Family with suitcases near Eiffel Tower in Paris

Estate Planning for U.S. Persons Living in France: French Inheritance Tax, Lifetime Gifts, Trusts, and Cross-Border Planning Considerations

For Americans domiciled in France, estate and tax planning requires careful coordination between two fundamentally different legal and tax systems.

Many U.S. citizens living in France are surprised to discover that French inheritance taxation may apply not only to French assets, but potentially to their worldwide estate — including U.S. bank accounts, brokerage portfolios, retirement accounts, and American real estate.

At the same time, U.S. tax rules continue to apply to worldwide assets and transactions, often producing complex interactions involving inheritance taxes, capital gains taxes, gift taxation, trusts, and reporting obligations.

Careful planning is therefore essential to avoid unintended tax consequences and administrative complications for future heirs.

French Domicile Can Subject Worldwide Assets to French Inheritance Tax

Individuals domiciled in France are generally subject to French inheritance taxation on their worldwide assets.

This may apply even where:

  • beneficiaries reside in the United States,
  • assets are located entirely in the United States,
  • or wealth is held through American financial institutions.

For internationally mobile families, this often creates significant cross-border tax exposure that must be addressed proactively.

Lifetime Gifts of Appreciated Property May Create Adverse U.S. Tax Consequences

Many families consider gifting French real estate to children during their lifetime in order to reduce future inheritance taxes.

However, from a U.S. tax perspective, gifting appreciated property is frequently disadvantageous.

Under U.S. tax law, recipients of gifted property generally inherit the donor’s historical tax basis.
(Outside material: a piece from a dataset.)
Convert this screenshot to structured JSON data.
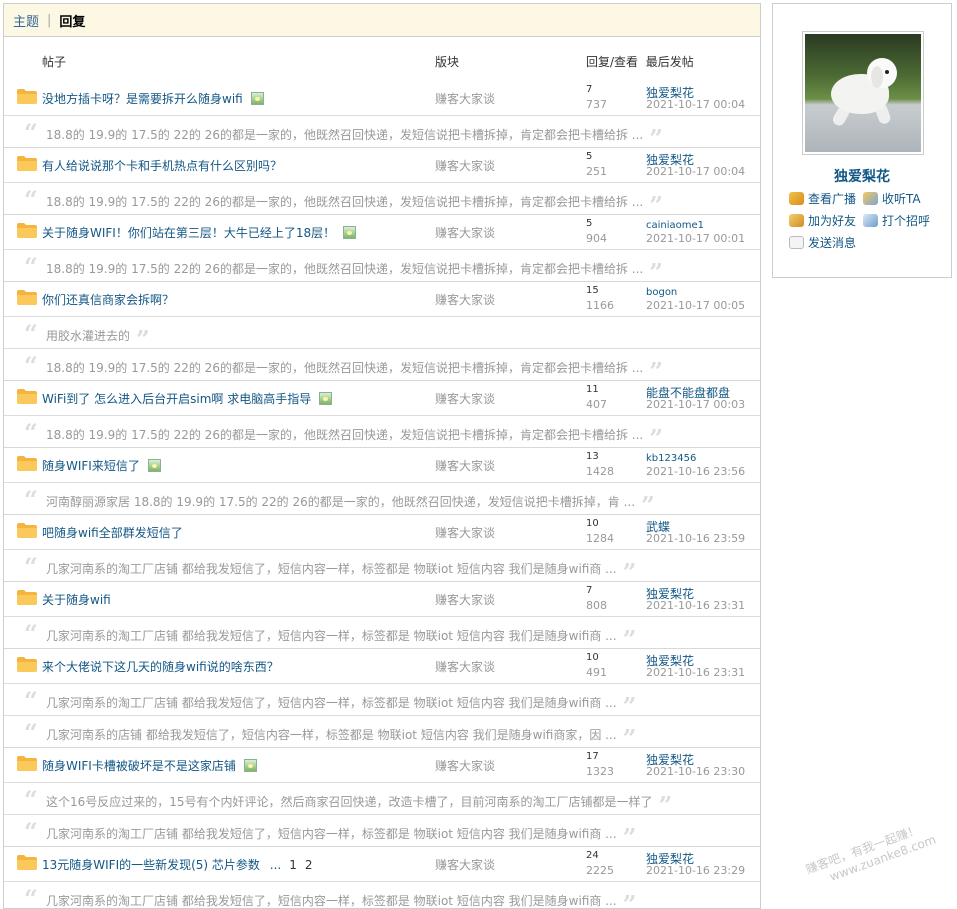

This means that future capital gains taxes are calculated based on appreciation occurring since the donor originally acquired the property — not since the date of the gift.

Where property has been held for decades, this can create extremely large embedded capital gains liabilities for the children.

By contrast, if the children inherit the property upon the parent’s death, U.S. tax law generally provides a “step-up” in basis to fair market value at death.

As a result, if the property is sold shortly after inheritance, little or no U.S. capital gains tax may be due.

Accordingly, lifetime transfers of highly appreciated foreign real estate should be analyzed very carefully before implementation.

Retaining Usufruct May Not Remove Property From the U.S. Taxable Estate

In civil law jurisdictions such as France, parents frequently transfer nue-propriété (bare ownership) to children while retaining usufruct rights.

However, under U.S. estate tax principles, property subject to retained lifetime rights may still remain includible in the parent’s taxable estate.

Consequently, such transfers may fail to achieve anticipated U.S. estate tax benefits while simultaneously creating adverse capital gains consequences for heirs.

Cross-border usufruct planning therefore requires particularly careful coordination between French and U.S. counsel.

Asset Distribution Should Be Structured Carefully

International estates often become unnecessarily complicated when multiple beneficiaries inherit the same assets jointly.

Disagreements among beneficiaries are common, particularly where:

  • family members and charities inherit together,
  • beneficiaries reside in different countries,
  • or inherited assets require active management.

In many situations, it is preferable to allocate specific assets separately among beneficiaries rather than creating ongoing co-ownership structures.

For families with children, phased inheritance planning may also provide advantages.

Rather than deferring all distributions until the second parent’s death, partial distributions upon the death of the first spouse may provide children with meaningful financial support earlier in adulthood while reducing the concentration of inherited wealth at a later stage.

Leaving Assets to Non-Family Members Requires Special Planning

French inheritance taxation can be particularly punitive for transfers to unrelated individuals.

As a result, bequests to close friends or non-family beneficiaries may generate substantial French inheritance tax liabilities.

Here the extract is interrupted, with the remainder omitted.